The noise of the door opening made her look round.
“Phil,” she cried, “my own little Phil; where have you been to? You didn’t know I was waiting here for you, did you?”
“Mother, mother!” shouted Phil, darting into his mother’s arms.
But Griselda drew back into the shadow of the doorway, and tears filled her eyes as for a minute or two she listened to the cooings and caressings of the mother and son.
Only for a minute, however. Then Phil called to her.
“Mother, mother,” he cried again, “you must kiss Griselda, too! She’s the little girl that is so kind, and plays with me; and she has no mother,” he added in a lower tone.
The lady put her arm round Griselda, and kissed her, too. She did not seem surprised.
“I think I know about Griselda,” she said very kindly, looking into her face with her gentle eyes, blue and clear like Phil’s.
And then Griselda found courage to say how uneasy she was about the anxiety her aunts would be feeling, and a messenger was sent off at once to tell of her being safe at the farm.
But Griselda herself the kind lady would not let go till she had had some nice supper with Phil, and was both warmed and rested.
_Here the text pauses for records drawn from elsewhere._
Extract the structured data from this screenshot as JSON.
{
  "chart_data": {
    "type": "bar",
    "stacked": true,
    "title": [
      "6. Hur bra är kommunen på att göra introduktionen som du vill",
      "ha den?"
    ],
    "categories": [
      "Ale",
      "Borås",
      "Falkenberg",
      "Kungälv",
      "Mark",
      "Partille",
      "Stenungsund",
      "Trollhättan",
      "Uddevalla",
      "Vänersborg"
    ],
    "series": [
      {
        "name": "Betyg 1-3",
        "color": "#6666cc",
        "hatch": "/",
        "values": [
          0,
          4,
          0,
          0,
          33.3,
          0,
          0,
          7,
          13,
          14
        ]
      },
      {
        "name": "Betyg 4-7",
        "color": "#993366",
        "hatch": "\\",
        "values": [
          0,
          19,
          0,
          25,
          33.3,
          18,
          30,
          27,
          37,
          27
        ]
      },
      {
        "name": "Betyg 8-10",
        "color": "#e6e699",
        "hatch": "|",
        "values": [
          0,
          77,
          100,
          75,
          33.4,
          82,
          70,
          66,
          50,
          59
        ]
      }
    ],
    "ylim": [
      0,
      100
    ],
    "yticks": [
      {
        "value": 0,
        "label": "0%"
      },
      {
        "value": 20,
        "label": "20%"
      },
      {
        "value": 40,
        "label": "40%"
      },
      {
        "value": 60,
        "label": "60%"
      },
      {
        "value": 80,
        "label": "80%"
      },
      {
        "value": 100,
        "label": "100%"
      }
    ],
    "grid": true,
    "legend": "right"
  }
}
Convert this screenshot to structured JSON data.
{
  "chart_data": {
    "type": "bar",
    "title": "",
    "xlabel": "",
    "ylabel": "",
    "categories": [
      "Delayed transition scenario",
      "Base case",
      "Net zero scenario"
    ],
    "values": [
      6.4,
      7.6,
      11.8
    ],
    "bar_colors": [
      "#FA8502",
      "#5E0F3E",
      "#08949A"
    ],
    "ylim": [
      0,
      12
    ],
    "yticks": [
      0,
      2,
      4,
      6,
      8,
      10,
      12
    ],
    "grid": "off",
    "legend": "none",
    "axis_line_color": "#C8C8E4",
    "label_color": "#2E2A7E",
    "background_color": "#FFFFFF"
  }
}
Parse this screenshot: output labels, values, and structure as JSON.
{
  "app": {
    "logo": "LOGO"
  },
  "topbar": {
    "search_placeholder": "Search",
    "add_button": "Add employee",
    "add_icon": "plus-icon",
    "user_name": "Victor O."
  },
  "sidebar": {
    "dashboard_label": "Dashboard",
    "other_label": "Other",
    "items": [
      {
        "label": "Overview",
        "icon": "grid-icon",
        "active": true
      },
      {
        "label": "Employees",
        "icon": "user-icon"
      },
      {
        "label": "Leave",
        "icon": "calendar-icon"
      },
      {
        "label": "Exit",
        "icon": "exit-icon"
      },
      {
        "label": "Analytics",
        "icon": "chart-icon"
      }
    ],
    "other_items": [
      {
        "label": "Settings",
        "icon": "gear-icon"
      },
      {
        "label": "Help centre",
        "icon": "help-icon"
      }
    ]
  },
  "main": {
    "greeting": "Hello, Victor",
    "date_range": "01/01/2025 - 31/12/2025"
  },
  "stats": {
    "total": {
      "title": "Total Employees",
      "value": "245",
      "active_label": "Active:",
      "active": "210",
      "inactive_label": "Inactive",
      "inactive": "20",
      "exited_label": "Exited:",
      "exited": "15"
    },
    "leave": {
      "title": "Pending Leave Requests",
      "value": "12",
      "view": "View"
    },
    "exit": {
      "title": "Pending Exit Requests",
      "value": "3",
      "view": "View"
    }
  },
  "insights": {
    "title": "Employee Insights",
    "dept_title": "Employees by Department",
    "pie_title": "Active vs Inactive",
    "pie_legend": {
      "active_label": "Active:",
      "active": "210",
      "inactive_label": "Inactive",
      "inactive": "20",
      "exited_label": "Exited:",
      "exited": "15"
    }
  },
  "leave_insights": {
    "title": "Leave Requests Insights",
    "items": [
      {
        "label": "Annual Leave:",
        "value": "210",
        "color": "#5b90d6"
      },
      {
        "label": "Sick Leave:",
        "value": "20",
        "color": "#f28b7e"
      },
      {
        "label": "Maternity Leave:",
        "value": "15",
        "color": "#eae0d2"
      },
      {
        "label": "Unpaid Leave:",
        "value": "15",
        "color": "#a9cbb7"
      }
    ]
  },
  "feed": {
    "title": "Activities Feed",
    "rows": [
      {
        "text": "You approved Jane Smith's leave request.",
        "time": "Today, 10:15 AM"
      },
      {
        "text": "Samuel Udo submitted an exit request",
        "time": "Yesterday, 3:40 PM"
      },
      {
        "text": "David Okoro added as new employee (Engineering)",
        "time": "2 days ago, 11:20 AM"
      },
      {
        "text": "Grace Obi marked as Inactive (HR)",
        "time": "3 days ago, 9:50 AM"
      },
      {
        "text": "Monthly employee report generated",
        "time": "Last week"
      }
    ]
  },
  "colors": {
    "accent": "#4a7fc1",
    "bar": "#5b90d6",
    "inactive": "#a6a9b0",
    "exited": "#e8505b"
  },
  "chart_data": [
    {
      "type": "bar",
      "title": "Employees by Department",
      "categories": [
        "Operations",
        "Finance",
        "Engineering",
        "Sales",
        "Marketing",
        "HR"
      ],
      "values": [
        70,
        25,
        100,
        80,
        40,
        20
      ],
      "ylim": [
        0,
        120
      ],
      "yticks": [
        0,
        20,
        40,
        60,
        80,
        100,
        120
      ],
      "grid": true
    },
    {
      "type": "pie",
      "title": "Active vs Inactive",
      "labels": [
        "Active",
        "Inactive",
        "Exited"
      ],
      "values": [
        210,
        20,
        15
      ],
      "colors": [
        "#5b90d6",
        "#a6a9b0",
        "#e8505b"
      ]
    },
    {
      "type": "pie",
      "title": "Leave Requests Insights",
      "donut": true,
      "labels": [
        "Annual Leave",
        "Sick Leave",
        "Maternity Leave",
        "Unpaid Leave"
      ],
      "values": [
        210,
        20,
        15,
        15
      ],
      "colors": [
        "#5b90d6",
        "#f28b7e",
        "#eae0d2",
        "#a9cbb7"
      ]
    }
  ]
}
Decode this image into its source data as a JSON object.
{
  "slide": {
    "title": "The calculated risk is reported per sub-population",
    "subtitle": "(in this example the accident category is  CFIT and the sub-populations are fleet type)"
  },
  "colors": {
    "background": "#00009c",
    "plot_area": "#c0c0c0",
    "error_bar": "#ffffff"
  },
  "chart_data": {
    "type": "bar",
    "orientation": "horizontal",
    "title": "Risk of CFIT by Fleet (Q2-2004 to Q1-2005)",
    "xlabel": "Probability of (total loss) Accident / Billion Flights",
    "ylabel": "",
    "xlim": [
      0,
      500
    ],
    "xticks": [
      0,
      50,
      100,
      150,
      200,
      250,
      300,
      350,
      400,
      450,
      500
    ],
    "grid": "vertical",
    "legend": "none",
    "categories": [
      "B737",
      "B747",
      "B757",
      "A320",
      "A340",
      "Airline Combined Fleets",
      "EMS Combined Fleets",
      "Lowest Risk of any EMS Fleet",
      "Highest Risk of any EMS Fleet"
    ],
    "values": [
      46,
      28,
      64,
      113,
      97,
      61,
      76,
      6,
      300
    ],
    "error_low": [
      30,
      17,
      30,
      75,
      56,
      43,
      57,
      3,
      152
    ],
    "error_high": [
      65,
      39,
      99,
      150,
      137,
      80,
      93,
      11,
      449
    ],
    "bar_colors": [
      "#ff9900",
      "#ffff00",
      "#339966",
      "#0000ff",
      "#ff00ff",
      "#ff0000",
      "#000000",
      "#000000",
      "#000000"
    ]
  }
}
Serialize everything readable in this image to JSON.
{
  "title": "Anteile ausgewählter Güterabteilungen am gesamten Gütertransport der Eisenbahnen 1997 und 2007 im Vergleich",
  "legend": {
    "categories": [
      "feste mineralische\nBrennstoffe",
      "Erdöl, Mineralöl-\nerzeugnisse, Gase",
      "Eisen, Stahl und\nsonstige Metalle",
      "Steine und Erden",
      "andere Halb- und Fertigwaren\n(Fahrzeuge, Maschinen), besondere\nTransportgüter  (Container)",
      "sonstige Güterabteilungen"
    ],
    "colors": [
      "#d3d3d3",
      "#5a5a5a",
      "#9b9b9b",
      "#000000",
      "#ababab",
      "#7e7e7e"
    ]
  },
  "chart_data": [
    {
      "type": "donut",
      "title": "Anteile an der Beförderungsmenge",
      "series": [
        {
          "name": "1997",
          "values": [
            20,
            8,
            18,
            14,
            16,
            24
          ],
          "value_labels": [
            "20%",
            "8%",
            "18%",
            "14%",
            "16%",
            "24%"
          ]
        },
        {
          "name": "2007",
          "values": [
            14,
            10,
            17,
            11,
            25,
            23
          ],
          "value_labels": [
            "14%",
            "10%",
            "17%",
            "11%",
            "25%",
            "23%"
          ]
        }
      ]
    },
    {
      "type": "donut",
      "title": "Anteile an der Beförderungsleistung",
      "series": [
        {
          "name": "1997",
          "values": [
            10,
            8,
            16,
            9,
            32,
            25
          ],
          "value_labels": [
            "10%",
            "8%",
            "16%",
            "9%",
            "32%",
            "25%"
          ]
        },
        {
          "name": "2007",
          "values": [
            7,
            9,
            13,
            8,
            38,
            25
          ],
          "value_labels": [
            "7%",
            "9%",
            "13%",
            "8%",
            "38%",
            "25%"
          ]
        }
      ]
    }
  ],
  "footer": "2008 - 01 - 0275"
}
“And what were you about, children, to lose your way?” she asked presently.
“I took Griselda to see a place that I thought was the way to fairyland, and then we stayed to build a house for the fairies, in case they come, and then we came out at the wrong side, and it got dark,” explained Phil.
“And was it the way to fairyland?” asked his mother, smiling.
Griselda shook her head as she replied—
“Phil doesn’t understand yet,” she said gently. “He isn’t old enough. The way to the true fairyland is hard to find, and we must each find it for ourselves, mustn’t we?”
She looked up in the lady’s face as she spoke, and saw that she understood.
“Yes, dear child,” she answered softly, and perhaps a very little sadly. “But Phil and you may help each other, and I perhaps may help you both.”
Griselda slid her hand into the lady’s. “You’re not going to take Phil away, are you?” she whispered.
“No, I have come to stay here,” she answered, “and Phil’s father is coming too, soon. We are going to live at the White House—the house on the other side of the wood, on the way to Merrybrow. Are you glad, children?”
* * * * *
Griselda had a curious dream that night—merely a dream, nothing else. She dreamt that the cuckoo came once more; this time, he told her, to say “good-bye.”
“For you will not need me now,” he said.
“I leave you in good hands, Griselda. You have friends now who will understand you—friends who will help you both to work and to play. Better friends than the mandarins, or the butterflies, or even than your faithful old cuckoo.”